Setting SystemSleepNetworkFlag::INACTIVE_STANDBY in network sleep configuration is how you disable the cloud connection while in sleep.

Connected state

Using SYSTEM_MODE(SEMI_AUTOMATIC) provides a lot of flexibility with regards to network connectivity and sleep. For example, it's possible to wake the device, then decide whether to publish data or not. You might want to do this to control the number of data operations you use. Or you might wake, take a sensor reading and save it, and only connect to cellular after a number of samples have been taken, to save power.

The general rules are:

If you are using HIBERNATE mode, the device runs setup() again, and networking is off at startup in SEMI_AUTOMATIC mode. Use Particle.connect() to reconnect to the network.

In ULTRA_LOW_POWER or STOP mode, on wake, execution continues after the sleep statement. The network will be restored to the state it was when you went to sleep.

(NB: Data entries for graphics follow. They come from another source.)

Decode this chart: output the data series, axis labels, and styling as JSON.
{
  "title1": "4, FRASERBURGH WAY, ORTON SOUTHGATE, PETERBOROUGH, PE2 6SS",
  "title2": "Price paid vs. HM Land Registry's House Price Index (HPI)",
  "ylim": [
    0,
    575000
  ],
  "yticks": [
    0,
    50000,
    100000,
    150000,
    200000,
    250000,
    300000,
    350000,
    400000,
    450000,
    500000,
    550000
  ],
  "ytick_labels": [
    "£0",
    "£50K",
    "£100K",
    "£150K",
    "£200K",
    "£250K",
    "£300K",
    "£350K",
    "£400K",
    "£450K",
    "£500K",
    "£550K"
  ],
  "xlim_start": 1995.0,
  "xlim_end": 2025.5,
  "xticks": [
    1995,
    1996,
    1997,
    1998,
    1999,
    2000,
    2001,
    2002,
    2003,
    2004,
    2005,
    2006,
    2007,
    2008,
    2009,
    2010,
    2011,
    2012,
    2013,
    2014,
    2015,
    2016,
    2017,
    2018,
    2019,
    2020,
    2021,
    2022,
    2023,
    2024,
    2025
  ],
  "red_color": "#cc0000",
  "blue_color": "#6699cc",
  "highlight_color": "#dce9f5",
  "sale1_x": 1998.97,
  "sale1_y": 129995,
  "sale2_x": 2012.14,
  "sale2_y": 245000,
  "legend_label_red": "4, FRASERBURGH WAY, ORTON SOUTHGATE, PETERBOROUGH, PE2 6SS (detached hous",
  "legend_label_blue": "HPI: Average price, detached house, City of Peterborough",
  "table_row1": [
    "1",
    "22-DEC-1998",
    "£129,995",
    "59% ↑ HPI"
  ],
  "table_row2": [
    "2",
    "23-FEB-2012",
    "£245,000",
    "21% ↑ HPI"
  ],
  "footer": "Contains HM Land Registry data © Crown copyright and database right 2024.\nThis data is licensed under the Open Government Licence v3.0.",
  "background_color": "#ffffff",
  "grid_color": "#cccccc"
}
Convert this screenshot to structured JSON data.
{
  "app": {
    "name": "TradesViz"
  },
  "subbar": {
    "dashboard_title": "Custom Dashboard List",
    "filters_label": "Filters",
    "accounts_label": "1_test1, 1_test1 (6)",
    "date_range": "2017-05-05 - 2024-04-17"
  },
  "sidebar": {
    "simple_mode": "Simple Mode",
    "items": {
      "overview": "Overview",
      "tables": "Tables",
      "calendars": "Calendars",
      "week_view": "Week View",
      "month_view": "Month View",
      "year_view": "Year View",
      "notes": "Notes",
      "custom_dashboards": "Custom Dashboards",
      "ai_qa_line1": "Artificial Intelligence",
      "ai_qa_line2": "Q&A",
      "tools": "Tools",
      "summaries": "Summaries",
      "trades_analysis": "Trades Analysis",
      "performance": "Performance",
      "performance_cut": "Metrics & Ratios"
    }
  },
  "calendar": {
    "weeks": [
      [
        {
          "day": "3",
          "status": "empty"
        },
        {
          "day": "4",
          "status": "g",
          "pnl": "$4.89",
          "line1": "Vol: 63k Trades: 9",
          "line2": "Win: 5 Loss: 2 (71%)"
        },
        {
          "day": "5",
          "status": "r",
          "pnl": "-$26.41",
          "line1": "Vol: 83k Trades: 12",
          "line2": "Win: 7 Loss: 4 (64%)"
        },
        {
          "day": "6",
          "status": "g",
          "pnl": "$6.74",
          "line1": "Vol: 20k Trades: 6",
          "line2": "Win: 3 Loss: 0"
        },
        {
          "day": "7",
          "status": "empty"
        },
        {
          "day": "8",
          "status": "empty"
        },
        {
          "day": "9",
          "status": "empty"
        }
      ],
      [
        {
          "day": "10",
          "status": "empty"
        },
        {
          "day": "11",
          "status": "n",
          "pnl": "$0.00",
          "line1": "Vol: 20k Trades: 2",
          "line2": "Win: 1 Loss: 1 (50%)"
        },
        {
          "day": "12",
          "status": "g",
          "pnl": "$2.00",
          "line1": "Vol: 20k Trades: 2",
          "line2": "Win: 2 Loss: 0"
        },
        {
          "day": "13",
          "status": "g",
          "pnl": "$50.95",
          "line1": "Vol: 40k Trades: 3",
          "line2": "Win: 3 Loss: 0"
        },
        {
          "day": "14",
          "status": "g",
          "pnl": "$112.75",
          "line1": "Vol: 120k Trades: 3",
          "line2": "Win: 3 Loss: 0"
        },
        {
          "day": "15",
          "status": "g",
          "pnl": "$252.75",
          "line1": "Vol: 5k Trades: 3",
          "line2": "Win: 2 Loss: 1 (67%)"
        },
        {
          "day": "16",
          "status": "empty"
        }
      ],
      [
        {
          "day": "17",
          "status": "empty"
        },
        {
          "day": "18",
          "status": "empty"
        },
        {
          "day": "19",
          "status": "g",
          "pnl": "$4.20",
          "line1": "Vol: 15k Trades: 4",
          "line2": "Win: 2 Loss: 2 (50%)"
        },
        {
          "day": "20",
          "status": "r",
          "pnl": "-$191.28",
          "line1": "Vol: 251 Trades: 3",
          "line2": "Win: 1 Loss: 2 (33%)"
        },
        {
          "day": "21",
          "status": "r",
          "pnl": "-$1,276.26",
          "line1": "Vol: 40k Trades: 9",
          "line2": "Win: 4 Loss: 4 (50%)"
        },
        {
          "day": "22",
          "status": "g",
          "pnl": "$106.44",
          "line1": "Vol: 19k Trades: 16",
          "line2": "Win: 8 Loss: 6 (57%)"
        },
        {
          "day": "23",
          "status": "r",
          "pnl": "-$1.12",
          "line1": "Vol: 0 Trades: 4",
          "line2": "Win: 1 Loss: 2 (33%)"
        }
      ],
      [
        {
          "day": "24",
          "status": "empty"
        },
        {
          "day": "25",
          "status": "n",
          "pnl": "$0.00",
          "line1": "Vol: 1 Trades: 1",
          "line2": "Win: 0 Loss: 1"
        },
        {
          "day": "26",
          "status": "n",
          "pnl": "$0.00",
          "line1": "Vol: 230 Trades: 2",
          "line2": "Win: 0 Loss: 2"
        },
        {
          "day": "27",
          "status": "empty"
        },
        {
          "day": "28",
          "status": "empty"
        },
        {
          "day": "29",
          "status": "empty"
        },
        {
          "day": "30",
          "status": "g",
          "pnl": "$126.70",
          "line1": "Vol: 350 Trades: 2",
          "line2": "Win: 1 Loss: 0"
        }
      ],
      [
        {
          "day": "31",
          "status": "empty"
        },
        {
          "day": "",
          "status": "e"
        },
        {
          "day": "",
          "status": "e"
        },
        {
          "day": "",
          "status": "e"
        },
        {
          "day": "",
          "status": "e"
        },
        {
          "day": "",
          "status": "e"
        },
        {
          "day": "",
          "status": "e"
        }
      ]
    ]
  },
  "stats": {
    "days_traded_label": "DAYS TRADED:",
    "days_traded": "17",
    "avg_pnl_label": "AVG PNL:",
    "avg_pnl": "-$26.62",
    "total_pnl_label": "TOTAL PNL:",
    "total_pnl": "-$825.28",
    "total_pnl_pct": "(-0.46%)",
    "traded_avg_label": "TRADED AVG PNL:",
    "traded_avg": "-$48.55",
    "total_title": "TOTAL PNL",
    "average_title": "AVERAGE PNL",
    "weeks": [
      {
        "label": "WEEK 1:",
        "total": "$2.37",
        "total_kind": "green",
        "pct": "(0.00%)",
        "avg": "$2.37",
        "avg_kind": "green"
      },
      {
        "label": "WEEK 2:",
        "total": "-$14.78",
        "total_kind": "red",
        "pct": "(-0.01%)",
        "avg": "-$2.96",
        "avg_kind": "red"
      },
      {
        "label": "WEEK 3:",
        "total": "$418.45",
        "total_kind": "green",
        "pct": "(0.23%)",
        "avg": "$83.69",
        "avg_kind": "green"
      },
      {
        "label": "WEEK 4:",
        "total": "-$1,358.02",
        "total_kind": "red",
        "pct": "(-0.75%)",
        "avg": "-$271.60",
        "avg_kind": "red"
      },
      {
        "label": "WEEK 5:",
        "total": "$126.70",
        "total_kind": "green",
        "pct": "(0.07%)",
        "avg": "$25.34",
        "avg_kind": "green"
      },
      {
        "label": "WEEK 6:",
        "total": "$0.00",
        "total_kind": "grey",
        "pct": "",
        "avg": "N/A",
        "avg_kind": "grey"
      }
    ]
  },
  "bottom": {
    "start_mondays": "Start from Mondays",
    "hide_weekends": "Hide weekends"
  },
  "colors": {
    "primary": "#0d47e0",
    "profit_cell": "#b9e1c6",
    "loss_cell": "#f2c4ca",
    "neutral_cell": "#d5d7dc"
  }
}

You normally do not need to disconnect the cloud or turn off cellular before going to sleep. That will be handled by Device OS for you. The exception to this is if you were connected, but when you wake from ULTRA_LOW_POWER or STOP sleep you want to do so with the modem off. Because the connection state is restored on wake, you must manually disconnect before sleep if you want to do this.

Other situations

Network standby and being cloud connected

If you are using network standby with cloud connection enabled and are relying on being able to receive requests while asleep:

  • The longest time you can sleep is the keep-alive interval, typically 23 minutes. If you exceed this period without sending any data, the cloud can lose the ability to communicate with your device. Fortunately, you can wake, send data, and go back to sleep very quickly in this mode, within a second or two.
  • Make sure you are cloud connected (Particle.connected() returns true) before going to sleep. If you are not fully connected, then you won't be able to receive cloud messages while asleep.
  • You cannot choose which features (function, variable, subscribe, OTA) will wake the device. If enabled, any of those will work to wake the device.

Battery usage

To get a general idea of how long a battery will last depending on mode and how of you wake, you can use the Battery Calculator.

Very short sleep cycles

Particle Device OS is not intended to handle very short sleep cycles. Practically speaking, the minimum is about 10 seconds.

One exception is Gen 3 and BLE. The nRF52840 MCU on Gen 3 devices is able to "micro-sleep" and wake very briefly to handle BLE advertising, and allowing incoming BLE connections to wake the device. On these cycles Device OS does not consider the device to really be awake and your code does not run, it only wakes enough to handle the BLE stack and go back to sleep, on the order of milliseconds.